1) It wasn’t disk resize that caused the incident
The capacity fix was straightforward. The incident started with the state alignment step and the controller recreation.

2) Immutable fields push you toward risky workflows
When the system won’t let you edit a field, the workaround often involves replacement — and that replacement can trigger wide reconciliation behavior.

3) Startup probes and strict readiness are not just “nice to have”
They’re the brakes on a rolling restart. Without them, distributed systems restart in the most fragile way possible. This is the worst part of this incident — having probes would have not allowed Kubernetes to restart the next pod until the current one is really ready.

4) Recovery plans must assume slow cluster healing
Rejoins and replication catch-ups take time. Dependent services need to be designed to degrade gracefully during that window.

What are we going to do?

1) Implement missing startup probes
Simple startup probes like “do not mark the pod as ‘ready’ until the dataset is loaded” will prevent this situation from happening again.
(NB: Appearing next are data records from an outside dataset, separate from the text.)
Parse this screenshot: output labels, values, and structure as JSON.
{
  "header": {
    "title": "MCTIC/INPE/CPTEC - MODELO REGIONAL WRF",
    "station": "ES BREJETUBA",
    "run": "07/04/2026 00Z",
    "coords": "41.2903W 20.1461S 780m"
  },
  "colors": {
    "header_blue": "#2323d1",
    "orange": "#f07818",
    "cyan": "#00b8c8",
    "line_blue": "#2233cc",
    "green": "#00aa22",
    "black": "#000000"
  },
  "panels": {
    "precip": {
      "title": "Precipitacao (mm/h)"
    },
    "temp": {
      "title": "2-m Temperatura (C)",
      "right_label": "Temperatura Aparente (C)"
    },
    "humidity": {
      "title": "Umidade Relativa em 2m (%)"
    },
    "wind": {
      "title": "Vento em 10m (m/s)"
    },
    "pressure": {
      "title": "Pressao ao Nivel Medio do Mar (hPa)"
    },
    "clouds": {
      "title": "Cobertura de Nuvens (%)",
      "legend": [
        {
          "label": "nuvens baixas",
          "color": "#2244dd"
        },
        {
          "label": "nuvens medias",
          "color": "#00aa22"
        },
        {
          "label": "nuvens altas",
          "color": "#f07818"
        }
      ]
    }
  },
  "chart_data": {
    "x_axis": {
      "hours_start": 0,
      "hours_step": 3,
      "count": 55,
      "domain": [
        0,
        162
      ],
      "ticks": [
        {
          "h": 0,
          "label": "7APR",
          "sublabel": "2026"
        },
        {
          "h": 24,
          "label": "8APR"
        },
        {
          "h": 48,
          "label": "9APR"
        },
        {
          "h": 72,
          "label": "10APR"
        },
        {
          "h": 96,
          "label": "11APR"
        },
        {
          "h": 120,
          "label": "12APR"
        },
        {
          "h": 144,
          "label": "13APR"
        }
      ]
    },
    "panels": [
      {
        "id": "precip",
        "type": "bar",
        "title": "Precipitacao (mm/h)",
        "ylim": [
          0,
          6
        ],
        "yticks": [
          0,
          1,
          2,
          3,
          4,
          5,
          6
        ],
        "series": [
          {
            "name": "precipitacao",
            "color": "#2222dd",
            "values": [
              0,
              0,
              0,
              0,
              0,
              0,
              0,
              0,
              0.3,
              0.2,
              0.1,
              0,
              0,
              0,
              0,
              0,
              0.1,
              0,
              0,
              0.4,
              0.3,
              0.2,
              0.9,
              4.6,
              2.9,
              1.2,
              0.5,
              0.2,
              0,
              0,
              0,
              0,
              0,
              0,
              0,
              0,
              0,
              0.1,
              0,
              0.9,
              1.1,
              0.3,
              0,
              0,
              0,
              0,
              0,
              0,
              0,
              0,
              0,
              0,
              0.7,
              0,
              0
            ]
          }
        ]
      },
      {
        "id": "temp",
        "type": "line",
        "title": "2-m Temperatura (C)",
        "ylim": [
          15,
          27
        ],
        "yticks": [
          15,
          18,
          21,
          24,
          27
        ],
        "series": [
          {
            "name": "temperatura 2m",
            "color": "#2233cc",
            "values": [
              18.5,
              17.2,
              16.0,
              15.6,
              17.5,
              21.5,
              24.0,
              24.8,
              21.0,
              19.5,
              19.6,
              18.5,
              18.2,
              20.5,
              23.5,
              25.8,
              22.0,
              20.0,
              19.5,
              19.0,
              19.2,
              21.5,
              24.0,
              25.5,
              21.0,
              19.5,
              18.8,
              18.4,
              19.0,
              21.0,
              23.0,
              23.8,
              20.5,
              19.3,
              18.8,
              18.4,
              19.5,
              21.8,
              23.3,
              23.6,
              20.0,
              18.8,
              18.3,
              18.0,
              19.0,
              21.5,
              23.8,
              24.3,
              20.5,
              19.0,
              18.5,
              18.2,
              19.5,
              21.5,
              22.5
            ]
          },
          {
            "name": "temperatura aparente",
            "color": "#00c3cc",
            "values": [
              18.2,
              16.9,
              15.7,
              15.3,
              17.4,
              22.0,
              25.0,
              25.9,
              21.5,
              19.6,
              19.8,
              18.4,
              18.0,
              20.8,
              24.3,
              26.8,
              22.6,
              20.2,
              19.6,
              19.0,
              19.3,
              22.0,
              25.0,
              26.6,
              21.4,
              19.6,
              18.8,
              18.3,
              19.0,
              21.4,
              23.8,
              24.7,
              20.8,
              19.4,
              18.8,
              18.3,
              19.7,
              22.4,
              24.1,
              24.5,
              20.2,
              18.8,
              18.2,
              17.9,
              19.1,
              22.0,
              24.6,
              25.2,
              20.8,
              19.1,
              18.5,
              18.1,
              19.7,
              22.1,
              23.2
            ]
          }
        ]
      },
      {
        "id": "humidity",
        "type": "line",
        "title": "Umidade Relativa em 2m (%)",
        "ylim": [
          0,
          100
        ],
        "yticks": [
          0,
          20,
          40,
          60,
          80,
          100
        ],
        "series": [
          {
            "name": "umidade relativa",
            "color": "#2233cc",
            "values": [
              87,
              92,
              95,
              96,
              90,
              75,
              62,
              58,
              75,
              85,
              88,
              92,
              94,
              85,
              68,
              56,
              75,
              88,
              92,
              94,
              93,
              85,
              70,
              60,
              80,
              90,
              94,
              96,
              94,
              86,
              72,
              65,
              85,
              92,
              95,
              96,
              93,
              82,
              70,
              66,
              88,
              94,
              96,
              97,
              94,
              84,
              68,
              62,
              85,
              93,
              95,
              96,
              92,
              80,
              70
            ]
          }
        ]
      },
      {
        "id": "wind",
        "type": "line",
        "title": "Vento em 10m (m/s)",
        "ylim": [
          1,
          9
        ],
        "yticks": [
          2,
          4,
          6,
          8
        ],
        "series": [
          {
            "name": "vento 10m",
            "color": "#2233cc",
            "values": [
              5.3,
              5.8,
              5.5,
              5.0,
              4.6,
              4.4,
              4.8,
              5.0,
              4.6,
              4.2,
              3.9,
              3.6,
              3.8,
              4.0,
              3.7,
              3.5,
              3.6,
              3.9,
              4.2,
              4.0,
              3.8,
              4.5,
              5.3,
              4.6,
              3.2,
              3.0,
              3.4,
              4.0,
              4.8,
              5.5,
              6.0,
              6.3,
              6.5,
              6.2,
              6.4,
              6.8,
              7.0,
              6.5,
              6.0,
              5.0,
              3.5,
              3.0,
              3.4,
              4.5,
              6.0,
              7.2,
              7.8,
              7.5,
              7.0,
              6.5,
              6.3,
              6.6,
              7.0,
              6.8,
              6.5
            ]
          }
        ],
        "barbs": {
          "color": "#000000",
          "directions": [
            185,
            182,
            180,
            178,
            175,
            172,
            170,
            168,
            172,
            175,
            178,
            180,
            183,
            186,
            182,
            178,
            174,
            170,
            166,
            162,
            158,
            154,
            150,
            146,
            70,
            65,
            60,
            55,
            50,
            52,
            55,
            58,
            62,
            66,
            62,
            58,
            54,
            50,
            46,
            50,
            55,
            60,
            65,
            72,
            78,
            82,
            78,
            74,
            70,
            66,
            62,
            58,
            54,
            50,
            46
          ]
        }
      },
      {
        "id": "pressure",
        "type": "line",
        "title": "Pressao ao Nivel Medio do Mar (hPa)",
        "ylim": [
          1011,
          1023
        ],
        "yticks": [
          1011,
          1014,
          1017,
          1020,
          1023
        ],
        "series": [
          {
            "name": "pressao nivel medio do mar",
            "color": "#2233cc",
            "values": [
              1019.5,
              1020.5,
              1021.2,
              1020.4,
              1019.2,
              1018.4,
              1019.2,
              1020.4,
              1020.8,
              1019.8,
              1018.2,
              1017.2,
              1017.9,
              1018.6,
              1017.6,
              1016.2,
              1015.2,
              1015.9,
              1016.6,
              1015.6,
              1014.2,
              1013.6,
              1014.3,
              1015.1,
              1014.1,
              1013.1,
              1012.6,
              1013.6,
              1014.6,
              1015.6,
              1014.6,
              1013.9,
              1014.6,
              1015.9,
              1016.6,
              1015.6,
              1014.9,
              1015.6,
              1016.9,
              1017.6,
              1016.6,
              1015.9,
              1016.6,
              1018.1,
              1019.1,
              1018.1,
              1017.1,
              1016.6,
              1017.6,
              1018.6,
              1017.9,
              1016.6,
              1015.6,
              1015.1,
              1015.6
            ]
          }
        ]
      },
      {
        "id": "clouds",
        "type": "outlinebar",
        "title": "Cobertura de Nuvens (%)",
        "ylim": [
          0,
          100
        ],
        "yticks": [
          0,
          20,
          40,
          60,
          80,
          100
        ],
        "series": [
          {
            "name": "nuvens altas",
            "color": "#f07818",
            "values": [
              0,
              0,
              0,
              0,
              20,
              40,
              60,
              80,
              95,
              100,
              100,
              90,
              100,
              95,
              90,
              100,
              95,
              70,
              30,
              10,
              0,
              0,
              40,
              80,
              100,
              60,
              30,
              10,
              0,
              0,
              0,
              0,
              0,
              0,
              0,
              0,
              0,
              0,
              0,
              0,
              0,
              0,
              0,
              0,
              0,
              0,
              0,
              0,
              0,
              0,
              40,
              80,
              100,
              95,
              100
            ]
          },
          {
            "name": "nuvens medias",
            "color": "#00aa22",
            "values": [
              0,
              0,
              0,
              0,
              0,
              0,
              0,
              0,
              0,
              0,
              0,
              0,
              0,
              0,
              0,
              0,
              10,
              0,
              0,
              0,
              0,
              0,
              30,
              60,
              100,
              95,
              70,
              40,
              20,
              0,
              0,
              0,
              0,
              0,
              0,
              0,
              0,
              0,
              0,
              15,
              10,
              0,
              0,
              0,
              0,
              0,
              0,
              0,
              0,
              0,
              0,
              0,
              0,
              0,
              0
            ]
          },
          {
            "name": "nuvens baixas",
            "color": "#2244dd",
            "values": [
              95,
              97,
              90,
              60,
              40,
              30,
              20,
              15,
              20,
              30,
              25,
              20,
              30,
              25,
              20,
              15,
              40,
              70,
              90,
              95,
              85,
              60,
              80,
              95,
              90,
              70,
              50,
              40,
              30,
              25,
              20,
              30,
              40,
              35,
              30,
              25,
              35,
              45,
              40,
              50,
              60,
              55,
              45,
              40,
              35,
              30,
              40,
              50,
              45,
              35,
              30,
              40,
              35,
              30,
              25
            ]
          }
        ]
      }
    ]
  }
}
2) Make our own “control plane” for Redis
This is a more complex thing, but it is very helpful in a situation when a restarted pod is “stuck” to an old master IP address.

3) Decrease dependency on this Redis cluster
As of now, it looks like Redis-cluster is the SPOF (single point of failure) for the whole service, so we are planning to migrate some important information to other data sources — like a separate Redis cluster for each server. We also plan to start using Kafka for some of the backend’s components.